The answer to this question may seem as though it should be straightforward, but that is not always the case in construction contracts. Often time there are appendices or addendums to contracts that may not be transmitted to a contractor with the contract, or a contractor assumes that his bid on a project is taken into account or incorporated into a contract when it is not. Be sure that you are aware of what other documents are a part of the "contract documents" and that you know what your obligations are under them.
It is also becoming more common for subcontracts to incorporate the terms of an original contract by reference. If your contract does this, ask for a copy of the original contract so that you can be sure you are following all procedures necessary to get paid for your work and so that you are aware of all of the risk you may be taking on in accepting the contract.
2. Who are the Parties to the Original Contract?
It is important to know the parties to the original contract for any construction project. Not only will you be required to give notice of any lien you may have to file to the correct parties, but the property you are allowed to lien is directly affected by whether the original contract is with a property owner or a tenant of the owner. Often times this is not clear, even to the original contractor.
If the original contract on a construction project is with a tenant rather than an owner, the lien rights of the original contractor as well as any subcontractors and/or material suppliers are limited to the tenant's leasehold interest, which is much less valuable than a lien on a property owner's interest. This makes it more difficult for a contractor to recover funds it is not paid on a project. If the contractor is unaware that it is working for a tenant and files a lien on the owner's property interest, the contractor could face penalties for doing so. It is always best to know going in to a project who you are ultimately working for so that you can take into account the potential recoverability of any payments you don't receive prior to accepting a contract.
3. If the Contract is for a Residential Project, is the Property a Homestead?
If you are considering taking on a residential project, whether it is an original build or a remodel, you should know and take into account whether the residence you will be working on is a homestead. Some contractors mistakenly believe that an owner must designate a property as a homestead for tax purposes to have homestead protection, but this is not the case. Whether or not a property is or could be a homestead for lien purposes is dependent on 1) whether the person owns the property and 2) whether they live at the property and/or intend to live at the property after construction is completed.

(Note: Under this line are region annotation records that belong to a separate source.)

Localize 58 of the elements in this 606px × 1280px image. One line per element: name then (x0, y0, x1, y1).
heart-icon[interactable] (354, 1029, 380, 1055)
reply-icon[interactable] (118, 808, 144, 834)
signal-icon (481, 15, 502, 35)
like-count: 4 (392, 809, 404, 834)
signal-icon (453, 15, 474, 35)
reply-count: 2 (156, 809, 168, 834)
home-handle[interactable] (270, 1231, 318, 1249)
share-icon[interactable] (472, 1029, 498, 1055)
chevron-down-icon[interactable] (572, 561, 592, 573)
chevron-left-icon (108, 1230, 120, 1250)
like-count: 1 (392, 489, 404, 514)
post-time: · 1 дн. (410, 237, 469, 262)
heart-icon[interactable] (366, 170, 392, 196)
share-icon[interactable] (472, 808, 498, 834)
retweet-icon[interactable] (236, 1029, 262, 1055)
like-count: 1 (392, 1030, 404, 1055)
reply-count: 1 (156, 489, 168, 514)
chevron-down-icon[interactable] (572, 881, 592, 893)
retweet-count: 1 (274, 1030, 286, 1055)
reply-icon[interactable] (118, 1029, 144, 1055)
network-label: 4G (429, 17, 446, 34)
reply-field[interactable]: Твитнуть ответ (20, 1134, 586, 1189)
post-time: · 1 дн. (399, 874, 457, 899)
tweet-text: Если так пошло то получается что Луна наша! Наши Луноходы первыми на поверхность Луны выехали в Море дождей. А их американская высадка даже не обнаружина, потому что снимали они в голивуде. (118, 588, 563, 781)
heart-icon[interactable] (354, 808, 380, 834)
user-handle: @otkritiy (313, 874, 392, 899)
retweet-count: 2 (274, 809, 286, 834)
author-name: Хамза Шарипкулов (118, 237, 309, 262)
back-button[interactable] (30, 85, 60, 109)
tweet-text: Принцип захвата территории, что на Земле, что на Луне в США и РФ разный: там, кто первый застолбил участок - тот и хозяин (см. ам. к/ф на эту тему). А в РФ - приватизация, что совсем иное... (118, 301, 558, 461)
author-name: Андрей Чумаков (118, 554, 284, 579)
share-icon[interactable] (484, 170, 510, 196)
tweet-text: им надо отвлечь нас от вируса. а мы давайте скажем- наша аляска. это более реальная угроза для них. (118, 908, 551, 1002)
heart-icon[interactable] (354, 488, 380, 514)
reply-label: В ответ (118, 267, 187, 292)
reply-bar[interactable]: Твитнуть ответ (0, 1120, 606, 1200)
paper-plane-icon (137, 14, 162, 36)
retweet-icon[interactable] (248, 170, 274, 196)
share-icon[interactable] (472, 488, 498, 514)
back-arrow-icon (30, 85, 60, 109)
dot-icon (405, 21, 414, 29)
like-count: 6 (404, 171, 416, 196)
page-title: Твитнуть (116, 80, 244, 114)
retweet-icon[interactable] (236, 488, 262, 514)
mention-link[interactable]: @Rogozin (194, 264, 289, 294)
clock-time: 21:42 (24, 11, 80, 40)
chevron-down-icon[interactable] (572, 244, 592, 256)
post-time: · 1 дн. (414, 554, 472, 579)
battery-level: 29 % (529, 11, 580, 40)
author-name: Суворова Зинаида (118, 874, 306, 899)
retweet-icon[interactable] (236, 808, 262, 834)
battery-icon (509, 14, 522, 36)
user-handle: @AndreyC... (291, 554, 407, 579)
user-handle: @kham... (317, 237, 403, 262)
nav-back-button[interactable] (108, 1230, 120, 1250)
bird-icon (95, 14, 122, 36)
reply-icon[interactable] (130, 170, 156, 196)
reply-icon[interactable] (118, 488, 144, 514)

The reason you want to establish whether a residential project is a homestead prior to entering into a contract is that there are specific requirements for construction contracts involving homesteads. A failure to comply with those requirements will prevent a contractor from being able to file a valid lien on the property, and may have financial consequences for the contractor if it does file a lien on the property without having followed the homestead requirements.
4. How and When Will You Be Paid?
There are multiple ways in which a contractor or subcontractor can agree to be paid on a project. The important thing is that be sure your contract is clear about when and how you will be paid for both the original scope of work and any change-orders or extras that come up. It is also important that you know and understand the process for submitting a change-order for approval and who has the authority to approve your change-orders. If you do not strictly comply with the process provided for in your contract, the owner and/or general contractor could deny your change-order request leaving you without compensation for work you may have already completed.
Additionally, if you are a subcontractor, your contract may include either a "pay when paid" clause or a "pay if paid" clause. It is important that you are aware of such clauses and that you take them into consideration prior to accepting a contract. These types of clauses are particularly burdensome on smaller subcontractors who may not be able to float the expense of a project in the event that that payment on that project does not happen timely. Texas law does provide some ways in which you may be able to get around these clauses and demand payment, but the process for doing so is complicated and will often involve a subcontractor incurring the expense of hiring an attorney to assist them in doing so.
5. How Will Contract Related Disputes Be Resolved?
Nearly all standard form construction contracts will provide direction on how any disputes related to the contract will be resolved. Many will contain a provision requiring disputes to be resolved with mediation and/or arbitration rather than through litigation in a court. If you are a subcontractor and there is no provision providing for how disputes will be handled, look for language that incorporates the original contract terms into your subcontract.
Whether or not the contract includes language awarding attorney's fees if you prevail in a contract dispute should also be considered. Litigation and/or arbitration can be very expensive and many smaller contractors and subcontractors cannot sustain the cost, especially if it is uncertain whether or not they can recover the costs of pursuing a claim. This can be particularly important if a contractor is out of time to file a lien and must pursue a contract claim against the general contractor to get paid money they are rightfully due for the labor and/or materials they supplied to a project.
This article is intended as a general educational overview of the subject matter and is not intended to be a comprehensive survey of recent jurisprudence, nor a substitute for legal advice for a specific legal matter. If you have a legal issue, please consult an attorney.